Among the samples described in this work, the two GPTMS—TEOS silica coatings containing both ZnO NPs and BTA are suitable substitutes for the reference Incralac product used in the conservation of copper artifacts. The reasons for recommending them for such purposes are (i) better anticorrosion efficiency and adhesion to copper surfaces; (ii) films with high homogeneity, visual aspect and optical properties; (iii) the lack of harmful organic solvents; and (iv) reversibility and ease of fabrication. The adhesion to the metal surface of the prepared silica coatings was in the range of the behavior reported for various commercial Incralac coatings.
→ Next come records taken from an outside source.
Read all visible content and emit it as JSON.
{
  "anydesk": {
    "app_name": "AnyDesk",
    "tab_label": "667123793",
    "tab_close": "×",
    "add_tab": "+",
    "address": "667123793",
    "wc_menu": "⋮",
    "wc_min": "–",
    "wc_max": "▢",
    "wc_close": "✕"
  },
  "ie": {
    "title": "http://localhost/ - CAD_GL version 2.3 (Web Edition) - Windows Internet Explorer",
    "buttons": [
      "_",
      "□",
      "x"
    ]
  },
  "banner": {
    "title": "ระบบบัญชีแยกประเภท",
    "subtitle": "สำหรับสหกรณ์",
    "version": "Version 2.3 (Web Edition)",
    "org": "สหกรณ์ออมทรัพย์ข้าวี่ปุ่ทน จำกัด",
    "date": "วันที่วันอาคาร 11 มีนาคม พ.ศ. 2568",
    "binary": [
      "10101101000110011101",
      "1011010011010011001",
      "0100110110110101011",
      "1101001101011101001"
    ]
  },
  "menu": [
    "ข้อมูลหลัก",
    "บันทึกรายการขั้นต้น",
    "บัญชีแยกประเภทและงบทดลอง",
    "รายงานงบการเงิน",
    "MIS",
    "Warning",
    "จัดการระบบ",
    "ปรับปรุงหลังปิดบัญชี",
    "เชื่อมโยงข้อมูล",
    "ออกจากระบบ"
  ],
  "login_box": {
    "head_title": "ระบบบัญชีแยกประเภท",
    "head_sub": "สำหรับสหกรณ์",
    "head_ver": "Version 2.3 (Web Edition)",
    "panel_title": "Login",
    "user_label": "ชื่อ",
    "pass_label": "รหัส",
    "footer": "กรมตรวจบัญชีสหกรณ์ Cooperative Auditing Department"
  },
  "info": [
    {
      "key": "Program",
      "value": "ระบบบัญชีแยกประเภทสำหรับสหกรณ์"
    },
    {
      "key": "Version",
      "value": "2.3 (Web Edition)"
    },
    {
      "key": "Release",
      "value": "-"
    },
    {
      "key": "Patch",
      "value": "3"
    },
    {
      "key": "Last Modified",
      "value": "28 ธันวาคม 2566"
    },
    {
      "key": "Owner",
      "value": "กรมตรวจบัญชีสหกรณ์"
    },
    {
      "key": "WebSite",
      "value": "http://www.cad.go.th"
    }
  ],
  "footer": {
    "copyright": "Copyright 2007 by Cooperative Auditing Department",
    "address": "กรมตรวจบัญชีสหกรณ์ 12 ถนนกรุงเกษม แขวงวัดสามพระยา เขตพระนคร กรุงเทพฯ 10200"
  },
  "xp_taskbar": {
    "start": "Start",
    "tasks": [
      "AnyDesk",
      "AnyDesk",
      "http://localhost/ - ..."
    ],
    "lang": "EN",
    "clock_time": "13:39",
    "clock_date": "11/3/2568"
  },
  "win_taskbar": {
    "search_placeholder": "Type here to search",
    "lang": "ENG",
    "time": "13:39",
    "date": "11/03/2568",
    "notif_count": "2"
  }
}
Thus, the GPTMS—TEOS silica coatings containing rather low amounts of ZnO NPs and BTA seem to be a possible replacement for Incralac products in the protection of copper archaeological artifacts, at least for temporary conservation, in the period between excavation and final restoration and exposure in a museum.

Although the anticorrosion protection performance of the proposed protective material was not significantly improved compared to the currently used Incralac lacquer, the advantages of the new nanohybrid coating are obvious in terms of the elimination of toxic solvents and the use of low concentrations of anticorrosion components while keeping within acceptable limits the impact on the appearance esthetic of the artistic object subjected to treatment.

Further studies are required to evidence the preservation of the efficiency and optical properties of the proposed coatings after long-term applications on outdoor monuments.

Since the best results were recorded for silica-based materials with both ZnO NPs and BTA, further systematic studies need to be conducted to allow for evidence of the interaction between the two anticorrosive components and the quantification of possible synergistic effects.